Erziehungsexpertin nennt die eine Voraussetzung, damit Kinder nicht zu kleinen Tyrannen werden

Die Forschung ist sich einig: Ein Erziehungsstil, geprägt von liebevoller Unterstützung und zugewandter Führung, ist die beste Voraussetzungen für eine gesunde kindliche Entwicklung. Dennoch wird die bedürfnisorientierte Erziehung von vielen immer noch belächelt. Eine Expertin erklärt, wie Eltern Kritik gelassen kontern können.

Mädchen lächelt in die Kamera.© iStock/AzmanL
Durch bedürfnisorientierte Erziehung bietet Kindern die beste Voraussetzung, um glücklich aufzuwachsen.

Es gibt Begriffe, die werden so häufig verwendet, dass niemand mehr so richtig hinterfragt, was sie eigentlich bedeuten. Bedürfnisorientierte Erziehung ist so ein Ausdruck.

Das Baby nicht schreien lassen, nach Bedarf füttern, Wutanfälle begleiten, Einschlafbegleitung, Familienbett – all das ist für die allermeisten Eltern nichts Neues mehr. Aber: Es kursiert auch eine Menge gefährliches Halbwissen.

Bei dem Wort Bedürfnis denken viele zunächst einmal nur an ihr Kind. Und genau das ist ein Trugschluss, der in vielen Familien zu Stress führen kann – und dazu, dass sie früher oder später an dem Konzept der bedürfnisorientierten Erziehung zweifeln. "Innerhalb der bedürfnisorientierten Bubble war und ist das größte Missverständnis, dass hierbei lediglich die kindlichen Bedürfnisse Beachtung finden würden", erklärt Michèle Liussi, Psychologin und Familienbegleiterin.

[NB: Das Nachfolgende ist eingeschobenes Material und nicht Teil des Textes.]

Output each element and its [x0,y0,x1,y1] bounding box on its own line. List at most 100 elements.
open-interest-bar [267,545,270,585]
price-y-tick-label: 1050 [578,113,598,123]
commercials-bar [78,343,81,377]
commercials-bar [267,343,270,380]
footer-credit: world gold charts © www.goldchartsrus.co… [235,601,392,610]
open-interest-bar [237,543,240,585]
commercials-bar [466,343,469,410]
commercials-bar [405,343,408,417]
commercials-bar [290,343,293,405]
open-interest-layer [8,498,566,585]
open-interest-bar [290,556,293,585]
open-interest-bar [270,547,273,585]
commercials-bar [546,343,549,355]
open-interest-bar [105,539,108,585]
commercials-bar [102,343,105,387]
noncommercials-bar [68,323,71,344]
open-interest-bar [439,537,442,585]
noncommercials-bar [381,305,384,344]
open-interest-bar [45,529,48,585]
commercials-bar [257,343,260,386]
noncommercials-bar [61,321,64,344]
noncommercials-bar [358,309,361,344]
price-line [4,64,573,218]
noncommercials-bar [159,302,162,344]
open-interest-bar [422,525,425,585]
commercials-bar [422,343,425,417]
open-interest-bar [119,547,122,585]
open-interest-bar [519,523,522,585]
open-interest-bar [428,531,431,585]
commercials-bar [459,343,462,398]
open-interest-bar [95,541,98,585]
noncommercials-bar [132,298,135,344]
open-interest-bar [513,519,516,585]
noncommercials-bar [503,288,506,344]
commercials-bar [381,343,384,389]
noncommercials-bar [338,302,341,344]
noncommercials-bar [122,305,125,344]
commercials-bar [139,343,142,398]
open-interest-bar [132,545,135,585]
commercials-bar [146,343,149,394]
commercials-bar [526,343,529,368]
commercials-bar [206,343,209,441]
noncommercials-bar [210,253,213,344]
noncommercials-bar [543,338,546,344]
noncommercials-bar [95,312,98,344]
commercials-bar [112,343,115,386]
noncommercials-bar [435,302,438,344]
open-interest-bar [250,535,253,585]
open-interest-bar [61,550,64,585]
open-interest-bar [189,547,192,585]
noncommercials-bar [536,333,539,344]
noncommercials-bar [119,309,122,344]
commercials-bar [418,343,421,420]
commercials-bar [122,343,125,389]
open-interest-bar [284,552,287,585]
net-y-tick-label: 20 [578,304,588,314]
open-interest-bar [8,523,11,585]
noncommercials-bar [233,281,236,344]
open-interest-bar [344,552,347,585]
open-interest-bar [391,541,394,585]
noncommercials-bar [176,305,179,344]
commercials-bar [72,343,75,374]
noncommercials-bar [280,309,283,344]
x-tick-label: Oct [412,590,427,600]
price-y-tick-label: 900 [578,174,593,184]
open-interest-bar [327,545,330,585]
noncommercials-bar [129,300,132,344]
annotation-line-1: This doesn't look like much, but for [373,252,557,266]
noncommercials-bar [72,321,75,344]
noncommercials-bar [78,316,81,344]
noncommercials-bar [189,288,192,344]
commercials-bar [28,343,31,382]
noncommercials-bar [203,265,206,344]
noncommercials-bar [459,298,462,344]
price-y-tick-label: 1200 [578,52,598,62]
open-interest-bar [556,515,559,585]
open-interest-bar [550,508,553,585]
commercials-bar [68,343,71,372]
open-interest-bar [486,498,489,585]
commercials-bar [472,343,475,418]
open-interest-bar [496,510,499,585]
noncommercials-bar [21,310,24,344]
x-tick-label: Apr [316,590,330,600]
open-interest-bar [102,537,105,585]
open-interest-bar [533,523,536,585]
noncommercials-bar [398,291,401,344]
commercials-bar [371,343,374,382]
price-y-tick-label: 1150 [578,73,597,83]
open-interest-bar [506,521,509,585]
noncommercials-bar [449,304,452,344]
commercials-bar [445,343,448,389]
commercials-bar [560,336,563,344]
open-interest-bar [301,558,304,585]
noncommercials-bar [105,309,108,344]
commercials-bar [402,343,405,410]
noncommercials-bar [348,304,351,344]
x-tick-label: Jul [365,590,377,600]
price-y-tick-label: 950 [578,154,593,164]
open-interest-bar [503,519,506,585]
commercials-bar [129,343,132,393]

Eine solche Kindzentrierung werde zurecht kritisiert – besonders dann, wenn Mütter daran auszubrennen drohen. "Tatsächlich ist es so, dass die bedürfnisorientierte Erziehung das große Ganze im Blick hat, die Bedürfnisse des einzelnen Familienmitglieds, die des Familiensystems und die der sozialen Gemeinschaft, in der man lebt", erklärt die Expertin. Achtsamkeit ist das Stichwort.

Zündstoff zwischen den Generationen

Um den Bedürfnissen aller gerecht zu werden, sind Konflikte unvermeidlich – was im Gegensatz zu der Annahme steht, bedürfnisorientierte Erziehung sei immer nur Friede, Freude, Eierkuchen. "Eine Familie, in der alle Mitglieder mit ihrem Gedanken, Gefühlen und Bedürfnissen Beachtung finden, kann gar nicht ohne Konflikte auskommen", erklärt Michèle Liussi.

Wer bedürfnisorientiert erzieht, wird vor allem von der älteren Generation oftmals kritisch beäugt. So erzogene Kinder werden unselbständig, egoistisch, kleine verzogene Tyrannen, heißt es. Die Liste der Vorurteile ist lang. Michèle Liussi kennt die Klischees: "Eltern sehen sich mit dem Vorwurf konfrontiert, sie würden ihr Kind verwöhnen, ihm keine Grenzen setzen und überhaupt ist alles weichgespült, was wir tun. Als Vorbereitung auf das harte Erwachsenenleben, in dem man bekanntlich 'nichts geschenkt' bekommt, absolut untauglich."

Genau diese allgegenwärtigen kritischen Stimmen führen oftmals dazu, dass Eltern ihren Erziehungsstil infrage stellen. "Ich wage zu behaupten, dass es sehr viele Situationen gibt, in denen Eltern zweifeln", so die Expertin. Wenn sie wiederholt mit ihrem Kind über die selbe Sache streiten. Wenn sie von anderen Familienmitgliedern, Freunden, den Erziehern in der Kita kritisiert werden. Wenn das Kind Schwierigkeiten hat oder ein Wutanfall mal wieder völlig eskaliert. Wenn der Partner oder die Partnerin nicht mitzieht. "Eltern kommen an ihre Grenzen, weil sie selbst kein Vorbild für diesen Weg haben, und während sie ihr Kind versuchen liebevoll zu begleiten, auch noch ihr inneres Kind heilen und alte Muster durchbrechen müssen. Nennt das Kind uns dann 'Schei* Mama' oder 'Schei* Papa', schreit alles in uns: 'So redest du nicht mit mir!!!' – vornehmlich mit der Stimme des eigenen Vaters oder der eigenen Mutter", erklärt sie.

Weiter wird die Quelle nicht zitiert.